Dall’altro troviamo due capolavori di design e ingegneria che, portando su strada pubblica l’esperienza maturata nelle corse, hanno indelebilmente inciso il loro nome nella storia dell’automobilismo. McLaren F1 e P1, nel 1993 e nel 2013 rispettivamente, hanno portato l’asticella delle performance laddove i competitor più blasonati non erano ancora arrivati. 

Abbiamo avuto la possibilità, grazie a McLaren Milano di testare la GT, supercar che ha riscritto le regole delle gran turismo ad altissime prestazioni.

A precederne le doti dinamiche e funzionali, c’è l’eleganza: una figura snella e sapientemente equilibrata in livrea Namaka Blue, esclusivi cerchi in lega d’alluminio con taglio a diamante per rimarcare con gusto l’indole del mezzo, fanaleria dal design inedito, generose prese d’aria all’anteriore e lungo le fiancate. Il marchio di fabbrica emerge con distinzione all’aperture delle porte, che come da tradizione si muovono verso l’alto ruotando leggermente in avanti.

Una volta accomodati a bordo, seduti a pochi centimetri da terra, si viene circondati da un abitacolo interamente rivestito da pregiata pelle nappa rigorosamente cucita a mano; fanno differenza solo alcuni dettagli in carbonio o in alluminio spazzolato. Alla luce del sole, tutto viene magnificamente illuminato dal tetto panoramico in vetro elettrocromatico.

Uno stretto tunnel centrale con pulsante d’avviamento, comandi del cambio, controlli per assetto/motore separa il pilota edal suo fortunato passeggero. Alle loro spalle, si apre un inedito vano portabagagli da 420 litri posto appena sopra al propulsore: unitamente a quello anteriore da 150 litri, è in grado d’ospitare un set di valigie composto da porta abiti, borsone weekend, trolley da cabina e una sacca da golf — oppure due paia di sci, a seconda della stagione. 

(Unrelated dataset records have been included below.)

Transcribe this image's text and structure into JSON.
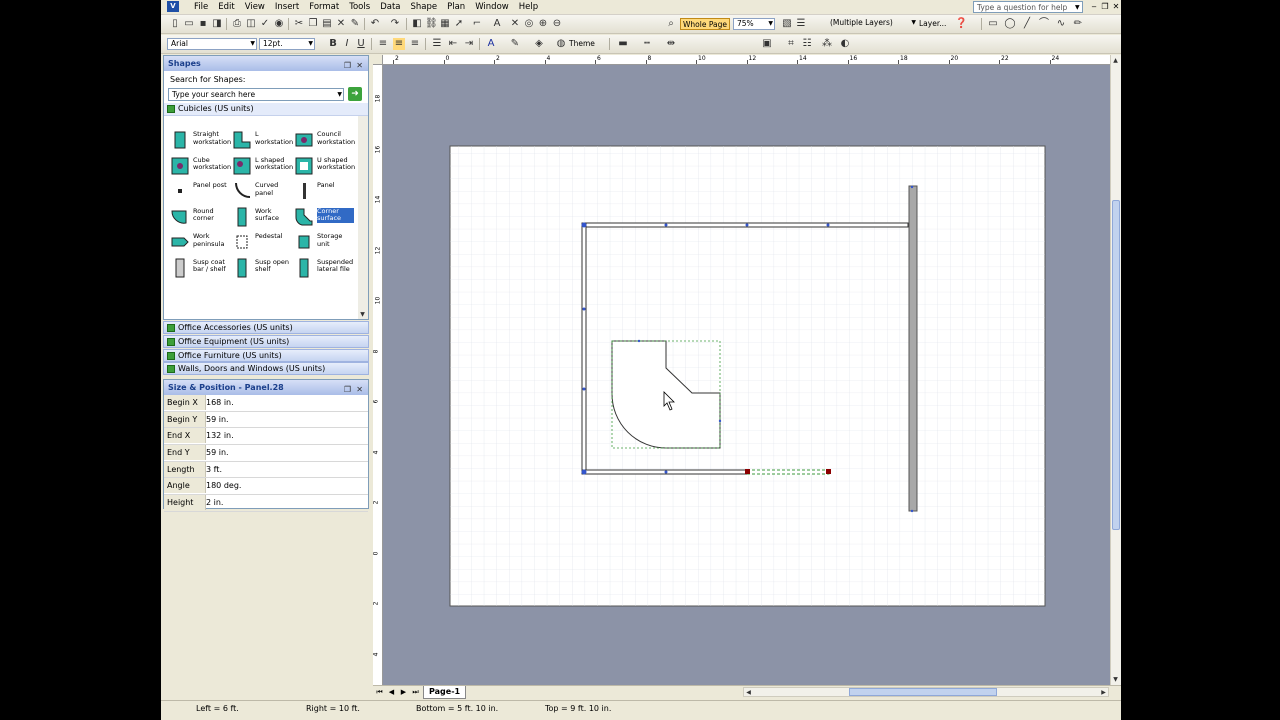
{
  "menubar": {
    "items": [
      "File",
      "Edit",
      "View",
      "Insert",
      "Format",
      "Tools",
      "Data",
      "Shape",
      "Plan",
      "Window",
      "Help"
    ],
    "help_placeholder": "Type a question for help"
  },
  "standard_toolbar": {
    "zoom_button": "Whole Page",
    "zoom_level": "75%",
    "layer_combo": "(Multiple Layers)",
    "layer_button": "Layer..."
  },
  "format_toolbar": {
    "font": "Arial",
    "font_size": "12pt.",
    "theme_label": "Theme"
  },
  "shapes_pane": {
    "title": "Shapes",
    "search_label": "Search for Shapes:",
    "search_placeholder": "Type your search here",
    "open_stencil": "Cubicles (US units)",
    "masters": [
      {
        "label": "Straight workstation",
        "icon": "straight-workstation"
      },
      {
        "label": "L workstation",
        "icon": "l-workstation"
      },
      {
        "label": "Council workstation",
        "icon": "council-workstation"
      },
      {
        "label": "Cube workstation",
        "icon": "cube-workstation"
      },
      {
        "label": "L shaped workstation",
        "icon": "l-shaped-workstation"
      },
      {
        "label": "U shaped workstation",
        "icon": "u-shaped-workstation"
      },
      {
        "label": "Panel post",
        "icon": "panel-post"
      },
      {
        "label": "Curved panel",
        "icon": "curved-panel"
      },
      {
        "label": "Panel",
        "icon": "panel"
      },
      {
        "label": "Round corner",
        "icon": "round-corner"
      },
      {
        "label": "Work surface",
        "icon": "work-surface"
      },
      {
        "label": "Corner surface",
        "icon": "corner-surface",
        "selected": true
      },
      {
        "label": "Work peninsula",
        "icon": "work-peninsula"
      },
      {
        "label": "Pedestal",
        "icon": "pedestal"
      },
      {
        "label": "Storage unit",
        "icon": "storage-unit"
      },
      {
        "label": "Susp coat bar / shelf",
        "icon": "susp-coat-bar"
      },
      {
        "label": "Susp open shelf",
        "icon": "susp-open-shelf"
      },
      {
        "label": "Suspended lateral file",
        "icon": "suspended-lateral-file"
      }
    ],
    "other_stencils": [
      "Office Accessories (US units)",
      "Office Equipment (US units)",
      "Office Furniture (US units)",
      "Walls, Doors and Windows (US units)"
    ]
  },
  "size_position": {
    "title": "Size & Position - Panel.28",
    "rows": [
      {
        "label": "Begin X",
        "value": "168 in."
      },
      {
        "label": "Begin Y",
        "value": "59 in."
      },
      {
        "label": "End X",
        "value": "132 in."
      },
      {
        "label": "End Y",
        "value": "59 in."
      },
      {
        "label": "Length",
        "value": "3 ft."
      },
      {
        "label": "Angle",
        "value": "180 deg."
      },
      {
        "label": "Height",
        "value": "2 in."
      }
    ]
  },
  "ruler": {
    "h_ticks": [
      "2",
      "0",
      "2",
      "4",
      "6",
      "8",
      "10",
      "12",
      "14",
      "16",
      "18",
      "20",
      "22",
      "24"
    ],
    "v_ticks": [
      "18",
      "16",
      "14",
      "12",
      "10",
      "8",
      "6",
      "4",
      "2",
      "0",
      "2",
      "4",
      "6"
    ]
  },
  "page_tabs": {
    "active": "Page-1"
  },
  "status": {
    "left": "Left = 6 ft.",
    "right": "Right = 10 ft.",
    "bottom": "Bottom = 5 ft. 10 in.",
    "top": "Top = 9 ft. 10 in."
  },
  "colors": {
    "canvas_background": "#8c93a7",
    "shape_teal": "#2bb5a8",
    "selection_green": "#3c9a3c",
    "handle_blue": "#3355cc",
    "handle_red": "#8b0000"
  }
}
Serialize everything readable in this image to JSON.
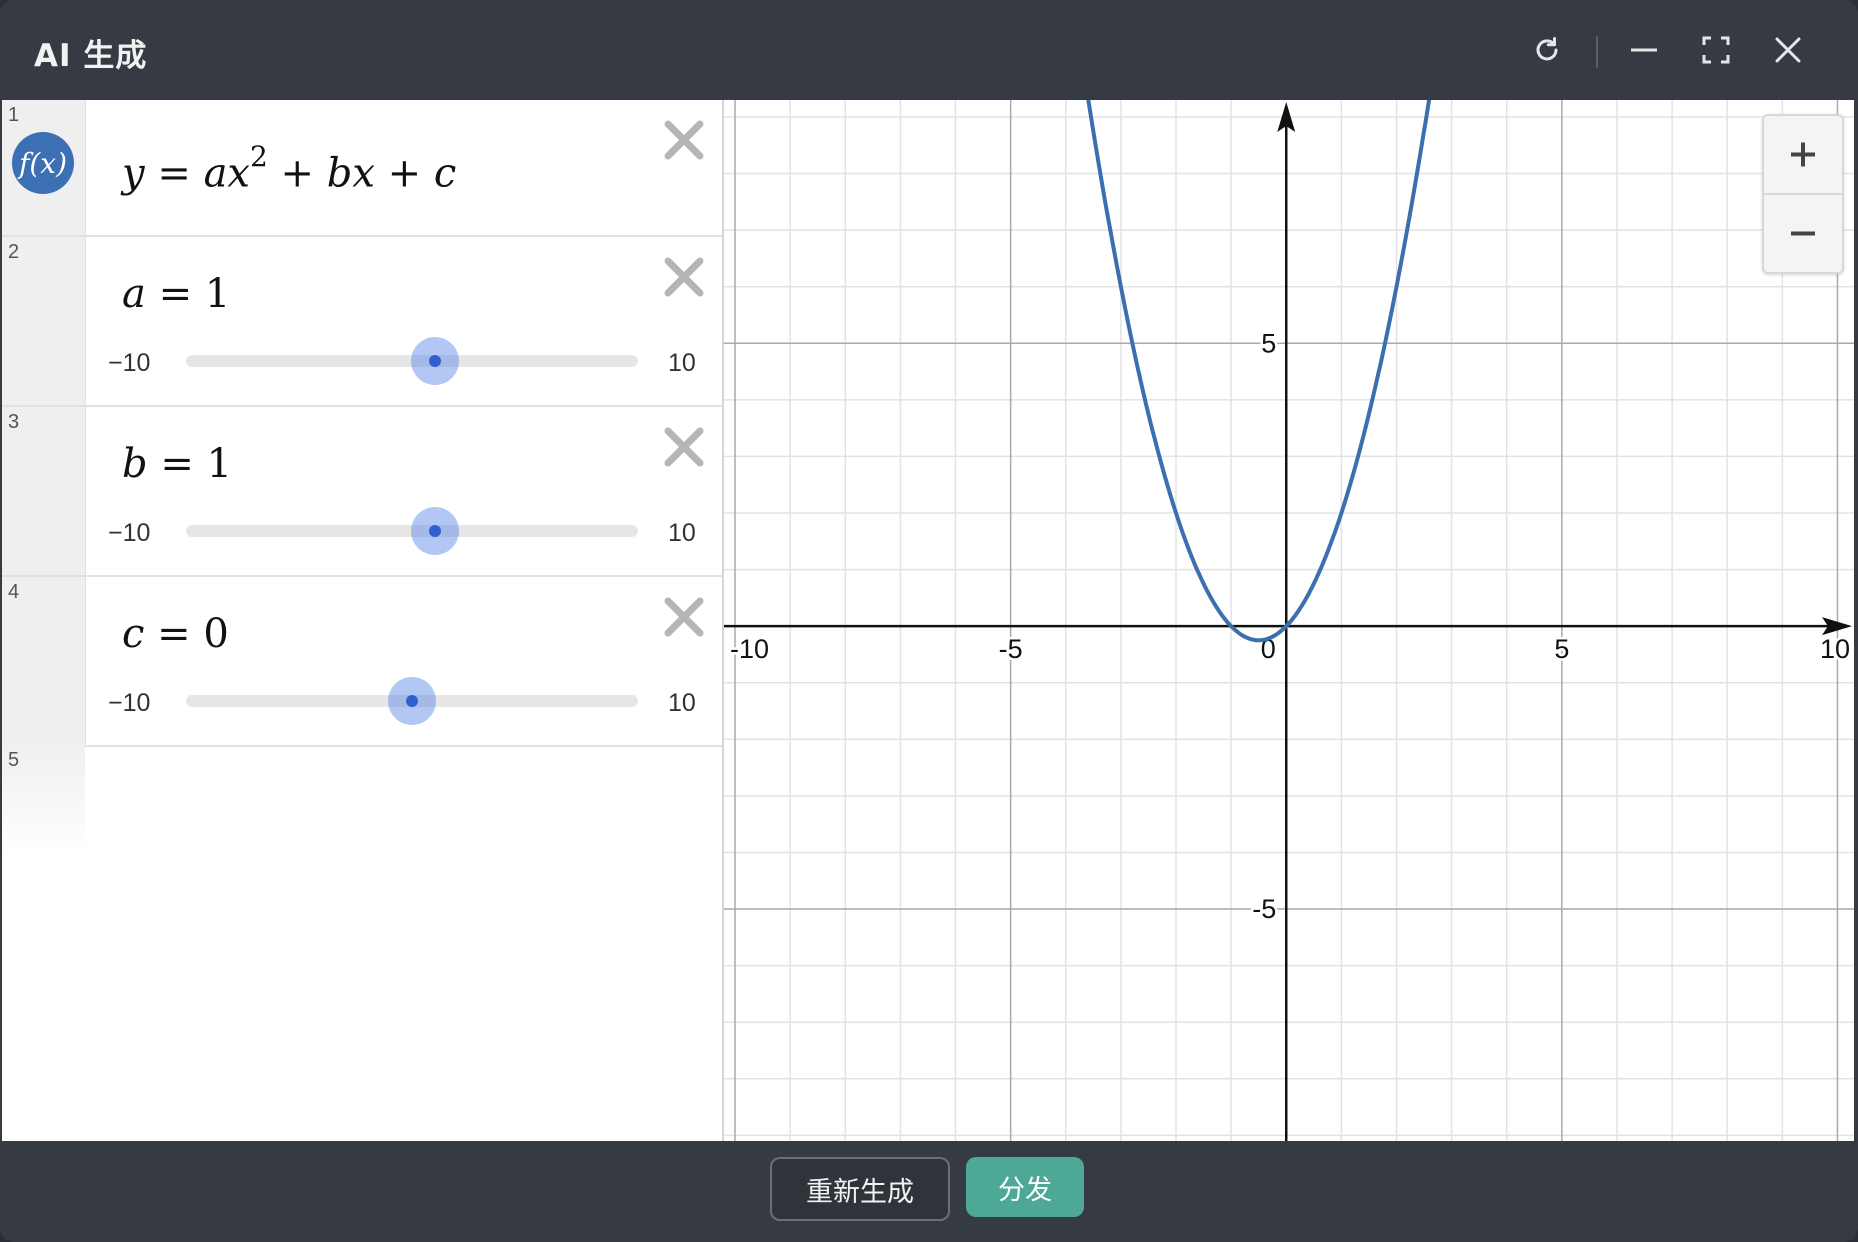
{
  "window": {
    "title": "AI 生成",
    "controls": [
      "refresh-icon",
      "minimize-icon",
      "fullscreen-icon",
      "close-icon"
    ]
  },
  "expressions": [
    {
      "num": "1",
      "icon": "fx-icon",
      "icon_label": "f(x)",
      "latex": "y = ax^2 + bx + c"
    },
    {
      "num": "2",
      "var": "a",
      "value_text": "1",
      "min": "−10",
      "max": "10",
      "value": 1
    },
    {
      "num": "3",
      "var": "b",
      "value_text": "1",
      "min": "−10",
      "max": "10",
      "value": 1
    },
    {
      "num": "4",
      "var": "c",
      "value_text": "0",
      "min": "−10",
      "max": "10",
      "value": 0
    },
    {
      "num": "5"
    }
  ],
  "graph": {
    "x_ticks": [
      "-10",
      "-5",
      "0",
      "5",
      "10"
    ],
    "y_ticks": [
      "5",
      "-5"
    ],
    "curve_color": "#3c6fad",
    "zoom_in_icon": "plus-icon",
    "zoom_out_icon": "minus-icon"
  },
  "chart_data": {
    "type": "line",
    "function": "y = x^2 + x",
    "xlim": [
      -10.2,
      10.3
    ],
    "ylim": [
      -9.1,
      9.3
    ],
    "x_major_step": 5,
    "y_major_step": 5,
    "minor_step": 1,
    "grid": true,
    "series": [
      {
        "x": [
          -3.5,
          -3,
          -2,
          -1,
          -0.5,
          0,
          1,
          2,
          2.6
        ],
        "values": [
          8.75,
          6,
          2,
          0,
          -0.25,
          0,
          2,
          6,
          9.36
        ]
      }
    ]
  },
  "footer": {
    "regenerate_label": "重新生成",
    "distribute_label": "分发",
    "accent": "#4ea896"
  }
}
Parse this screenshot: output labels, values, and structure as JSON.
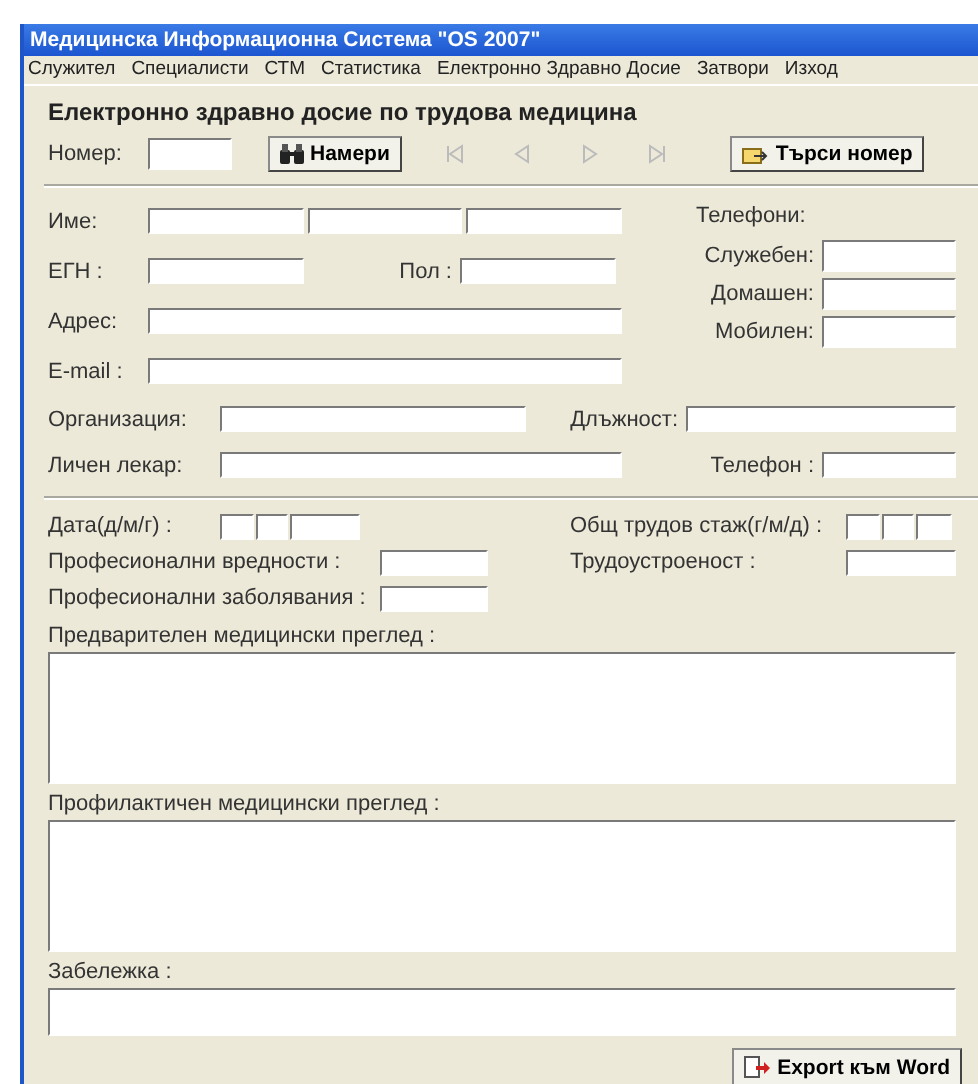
{
  "window": {
    "title": "Медицинска Информационна Система \"OS 2007\""
  },
  "menu": [
    "Служител",
    "Специалисти",
    "СТМ",
    "Статистика",
    "Електронно Здравно Досие",
    "Затвори",
    "Изход"
  ],
  "form": {
    "heading": "Електронно здравно досие по трудова медицина",
    "number": {
      "label": "Номер:"
    },
    "find_button": "Намери",
    "navigation": [
      {
        "kind": "first",
        "disabled": true
      },
      {
        "kind": "previous",
        "disabled": true
      },
      {
        "kind": "next",
        "disabled": true
      },
      {
        "kind": "last",
        "disabled": true
      }
    ],
    "search_button": "Търси номер",
    "name": {
      "label": "Име:"
    },
    "phones": {
      "label": "Телефони:",
      "items": [
        {
          "label": "Служебен:"
        },
        {
          "label": "Домашен:"
        },
        {
          "label": "Мобилен:"
        }
      ]
    },
    "egn": {
      "label": "ЕГН :"
    },
    "gender": {
      "label": "Пол :"
    },
    "address": {
      "label": "Адрес:"
    },
    "email": {
      "label": "E-mail :"
    },
    "organization": {
      "label": "Организация:"
    },
    "position": {
      "label": "Длъжност:"
    },
    "doctor": {
      "label": "Личен лекар:"
    },
    "doctor_phone": {
      "label": "Телефон :"
    },
    "date": {
      "label": "Дата(д/м/г) :"
    },
    "experience": {
      "label": "Общ трудов стаж(г/м/д) :"
    },
    "hazards": {
      "label": "Професионални вредности :"
    },
    "employment": {
      "label": "Трудоустроеност :"
    },
    "diseases": {
      "label": "Професионални заболявания :"
    },
    "preliminary": {
      "label": "Предварителен медицински преглед :"
    },
    "prophylactic": {
      "label": "Профилактичен медицински преглед :"
    },
    "note": {
      "label": "Забележка :"
    },
    "export_button": "Export към Word"
  }
}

Gli ingegneri McLaren hanno rivisto il classico otto cilindri biturbo della Casa. La GT sa mostrarsi docile e disinvolta nella guida urbana, amabile e molto precisa nei percorsi fuori città fino a 4-5000 giri; oltre questa soglia i 620 cavalli di cui dispone il V8 proiettano inevitabilmente chi sta a bordo in una progressione rabbiosa e mozzafiato fino agli 8000 giri del limitatore. L’accelerazione non è da meno: bastano 9 secondi per raggiunge i 200 km/h con partenza da fermo. La potenza viene trasferita all’assale posteriore dalla trasmissione SSG a sette rapporti; le sospensioni a doppio braccio oscillante sono abbinate ad ammortizzatori idraulici e sono dotate di un sistema di controllo elettronico che riesce ad interpretare le necessità di guida adattando l’assetto in due millisecondi.

Una supercar in piena regola, con crismi qualitativi propri di una gran turismo d’alto lignaggio. Una vettura unica, ad oggi priva di competitor se si considera l’elevata capacità di carico, che sa trasformare qualsiasi viaggio di coppia in un’esperienza davvero memorabile.

Onore a McLaren, per un altro eccellente risultato.